A mixture composing of 98% monosodium glutamate and 2% E635 has four times the flavor enhancing power of monosodium glutamate (MSG) alone.
Side effects and Safety
Disodium 5'-ribonucleotides were first assessed in 1974 by the Joint FAO/WHO Expert Committee on Food Additives based on all available scientific literature. This assessment resulted in a new specification prepared and an "ADI Not Specified". This essentially means that this additive shows no toxicology at any level and acceptable daily limits do not need to be set.

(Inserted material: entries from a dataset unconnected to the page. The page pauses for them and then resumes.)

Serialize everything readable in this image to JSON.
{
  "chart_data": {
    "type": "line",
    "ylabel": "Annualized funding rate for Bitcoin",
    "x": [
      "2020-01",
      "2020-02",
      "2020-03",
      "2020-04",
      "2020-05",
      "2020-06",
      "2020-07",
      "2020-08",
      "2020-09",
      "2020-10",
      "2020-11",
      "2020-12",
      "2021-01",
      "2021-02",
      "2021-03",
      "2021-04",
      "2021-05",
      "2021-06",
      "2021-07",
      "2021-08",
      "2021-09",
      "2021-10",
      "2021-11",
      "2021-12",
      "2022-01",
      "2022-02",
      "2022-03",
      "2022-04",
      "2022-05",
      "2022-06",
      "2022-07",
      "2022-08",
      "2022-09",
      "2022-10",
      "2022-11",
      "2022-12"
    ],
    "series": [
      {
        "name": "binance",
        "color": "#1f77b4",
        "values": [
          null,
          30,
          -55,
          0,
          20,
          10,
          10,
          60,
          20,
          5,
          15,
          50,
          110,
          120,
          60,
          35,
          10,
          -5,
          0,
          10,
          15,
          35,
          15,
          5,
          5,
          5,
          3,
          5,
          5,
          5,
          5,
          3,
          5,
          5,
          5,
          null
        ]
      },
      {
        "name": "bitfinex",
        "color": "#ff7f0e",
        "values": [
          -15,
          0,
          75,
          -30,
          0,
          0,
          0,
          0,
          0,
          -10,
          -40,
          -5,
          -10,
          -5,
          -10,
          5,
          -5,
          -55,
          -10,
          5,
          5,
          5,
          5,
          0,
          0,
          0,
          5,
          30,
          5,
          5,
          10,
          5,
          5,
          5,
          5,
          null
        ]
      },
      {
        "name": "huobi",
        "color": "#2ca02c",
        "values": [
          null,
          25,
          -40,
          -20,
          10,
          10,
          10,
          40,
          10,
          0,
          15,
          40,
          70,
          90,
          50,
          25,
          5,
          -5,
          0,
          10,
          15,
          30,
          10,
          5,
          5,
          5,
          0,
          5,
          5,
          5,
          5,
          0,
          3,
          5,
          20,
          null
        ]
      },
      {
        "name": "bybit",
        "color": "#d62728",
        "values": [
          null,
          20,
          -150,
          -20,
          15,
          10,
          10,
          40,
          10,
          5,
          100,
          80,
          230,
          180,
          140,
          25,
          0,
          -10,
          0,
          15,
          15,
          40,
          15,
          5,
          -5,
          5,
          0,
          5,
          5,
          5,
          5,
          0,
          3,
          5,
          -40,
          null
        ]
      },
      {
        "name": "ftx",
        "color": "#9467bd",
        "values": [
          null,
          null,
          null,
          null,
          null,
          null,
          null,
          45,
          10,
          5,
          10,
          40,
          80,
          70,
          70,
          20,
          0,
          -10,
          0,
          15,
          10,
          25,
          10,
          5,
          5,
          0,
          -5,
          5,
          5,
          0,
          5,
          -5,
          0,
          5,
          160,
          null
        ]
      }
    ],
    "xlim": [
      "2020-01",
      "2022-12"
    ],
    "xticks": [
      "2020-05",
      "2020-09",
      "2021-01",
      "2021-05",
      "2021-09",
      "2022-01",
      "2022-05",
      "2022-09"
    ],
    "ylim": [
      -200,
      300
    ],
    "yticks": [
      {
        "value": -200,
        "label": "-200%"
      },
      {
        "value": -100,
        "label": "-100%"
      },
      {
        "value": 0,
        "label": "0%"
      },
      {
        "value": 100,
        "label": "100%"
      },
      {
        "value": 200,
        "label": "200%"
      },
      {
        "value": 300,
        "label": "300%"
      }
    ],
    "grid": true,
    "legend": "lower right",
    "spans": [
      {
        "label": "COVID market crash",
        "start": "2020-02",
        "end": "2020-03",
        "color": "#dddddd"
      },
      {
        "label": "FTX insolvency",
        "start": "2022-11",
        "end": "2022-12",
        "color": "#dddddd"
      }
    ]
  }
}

The definition is as follows:
“This statement means that, on the basis of available data (chemical, biochemical, and toxicological), the total daily intake of the substance arising from its use or uses at levels necessary to achieve the desired effect and from its acceptable background in food, does not, in the opinion of the Committee, represent a hazard to health. For this reason, and for reasons stated in the individual evaluations, the establishment of an acceptable daily intake (ADI) expressed in mg per kg of body weight is not deemed necessary.”
In 1993 the Joint FAO/WHO Expert Committee on Food Additives considered several more studies on this food additive and retained the "ADI not specified" safety classification.